Because blogs are usually well ranked in Google, I hope this blog post could be a  like a lighthouse for the desperate developers lost in the sea of Google results for the Liferay REST Builder.

But beyond of the “emergency documentation patch” that is my blog post, I’m very confident that the brand new Liferay Learn documentation site (announced by Brian Chan during the Liferay DEVCON 2019) will be soon updated to integrate all these information. As I write these words all the pages of the section dedicated to REST Builder are cruelly empty (with just the mention “Coming soon!”), but I have no doubt that this is very temporary, because hearing community feedback is in the DNA of Liferay from it’s very beginning!

As a suggestion for the tooling team of Liferay, it could be very handy to update project templates (in Blade, Liferay Dev Studio and Liferay IntelliJ plugin) to add ALL configuration parameters of rest-config.yaml as comments in the file itself (in the spirit of the self documentation of the file).

Finally, I’m sure there are, all around the world, a bunch of folks from the Liferay Community who have experimented with the REST Builder, on various kinds and sizes of projects. So, some of you have :

  • meet some difficulties,

  • meet some not-so-uncommon use cases not anticipated by the Liferay Team,

  • thought about some improvement suggestions,

  • discovered some tips, tricks and patterns

Maybe you could share all of that with us?
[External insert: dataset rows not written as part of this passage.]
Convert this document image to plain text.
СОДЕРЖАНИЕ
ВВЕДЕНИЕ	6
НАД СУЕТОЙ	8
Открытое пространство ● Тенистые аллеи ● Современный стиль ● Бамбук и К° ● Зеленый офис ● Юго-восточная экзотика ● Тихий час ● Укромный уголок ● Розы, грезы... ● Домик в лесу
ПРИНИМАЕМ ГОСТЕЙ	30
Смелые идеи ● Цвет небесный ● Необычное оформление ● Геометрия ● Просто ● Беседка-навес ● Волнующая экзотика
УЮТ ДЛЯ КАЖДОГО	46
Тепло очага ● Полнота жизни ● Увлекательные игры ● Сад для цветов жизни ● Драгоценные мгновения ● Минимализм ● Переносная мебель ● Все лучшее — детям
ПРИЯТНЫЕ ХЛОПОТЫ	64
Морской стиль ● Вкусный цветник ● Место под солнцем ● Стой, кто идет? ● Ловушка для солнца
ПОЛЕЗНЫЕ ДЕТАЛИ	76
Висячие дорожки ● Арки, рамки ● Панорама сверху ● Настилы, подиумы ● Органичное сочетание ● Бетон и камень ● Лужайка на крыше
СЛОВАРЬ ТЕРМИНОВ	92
I’d really love to hear from you in the comment of this blog post (or in your own dedicated new blog post)!

Sébastien Le Marchand
Freelance Technical Consultant, France



Thanks a lot for gathering and sharing those tips Sébastien! There's something I discovered with IntelliJ IDEA: if you want the OpenAPI plugin to work properly (i.e. with autocompletion, built-in swagger ui, etc.), you need to have the version statement (e.g. openapi: 3.0.1) at the beginning of the rest-openapi.yml file (which is not its default position when using the REST Builder).